Sullivan was appalled by the video footage he saw of the Middlebury students protesting Murray, likening it to a "secular exorcism."
For all its distaste for "organized religion" that leftists espouse they are now co-opting religious lingo and practices to further its creed. The leftist version of original sin regards white supremacy and white privilege as an identity, transgressions from which white people can never escape, unlike the Judeo-Christian understanding which holds that sin affects everyone no matter ones ethnicity and offers redemption, The Weekly Standard's Mark Hemingway observed on March 28.
Like white privilege, "toxic masculinity" is another such sin-as-identity the religion of leftism aims to eradicate.
At the University of Regina in Saskatchewan, Canada, last week a "confession booth" mimicking those in the Roman Catholic Church invited male students to confess their sins of "hypermasculinity" in order to "change their ways."
"I suppose it was only a matter of time before the left embraced formal sacraments such as confession," Hemingway said.
"Only there's one key aspect of America's religious tradition the left will never embrace: I guarantee no man will walk out of this campus confession booth having been forgiven of the sin of 'hypermasculinity.'"
Though some only have recently observed this phenomenon other writers have proved prescient.
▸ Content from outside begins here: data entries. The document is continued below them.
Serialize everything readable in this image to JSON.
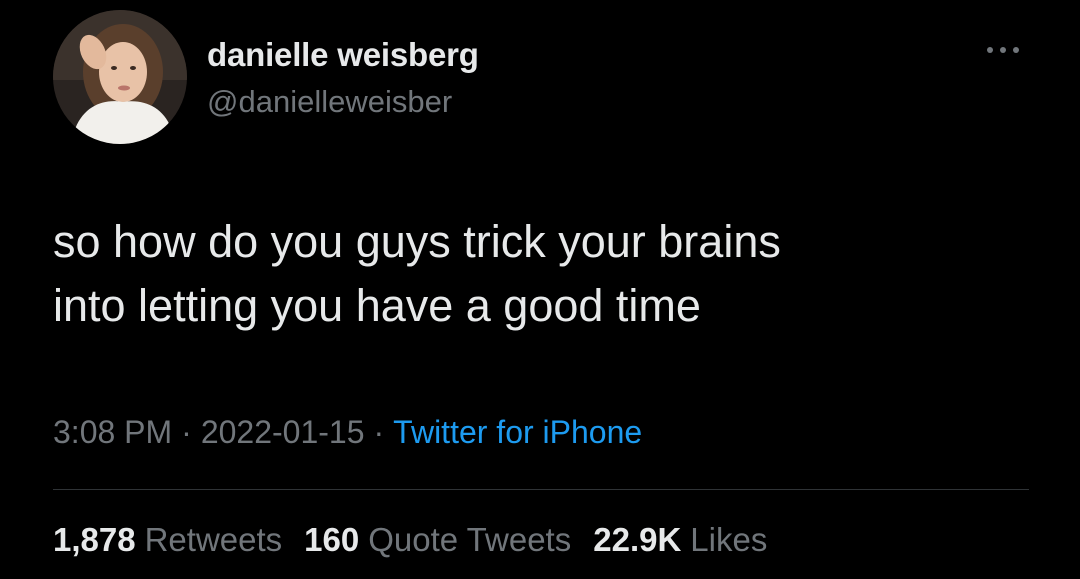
{
  "author": {
    "display_name": "danielle weisberg",
    "handle": "@danielleweisber",
    "avatar_icon": "profile-photo"
  },
  "tweet": {
    "text_lines": [
      "so how do you guys trick your brains",
      "into letting you have a good time"
    ],
    "time": "3:08 PM",
    "separator": "·",
    "date": "2022-01-15",
    "source": "Twitter for iPhone"
  },
  "stats": {
    "retweets_count": "1,878",
    "retweets_label": "Retweets",
    "quotes_count": "160",
    "quotes_label": "Quote Tweets",
    "likes_count": "22.9K",
    "likes_label": "Likes"
  },
  "menu": {
    "icon": "more-horizontal-icon"
  },
  "colors": {
    "background": "#000000",
    "primary_text": "#e7e9ea",
    "secondary_text": "#71767b",
    "link": "#1d9bf0",
    "divider": "#2f3336"
  }
}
In December 2014, Weekly Standard contributing editor Jody Bottum noted in an article titled "The Spiritual Shape of Political Ideas" the many ways progressive ideology appears religion-like, pointing to similarities with original sin doctrine, shunning, and an apocalypse narrative.
The "most of the recent cases of banned speakers and censored heresies seem to come from the radical side of things — unsurprisingly, perhaps, given the left's dominant position in academia and the media, and its claim to possess now the moral authority once held by the mainline liberal consensus," he wrote.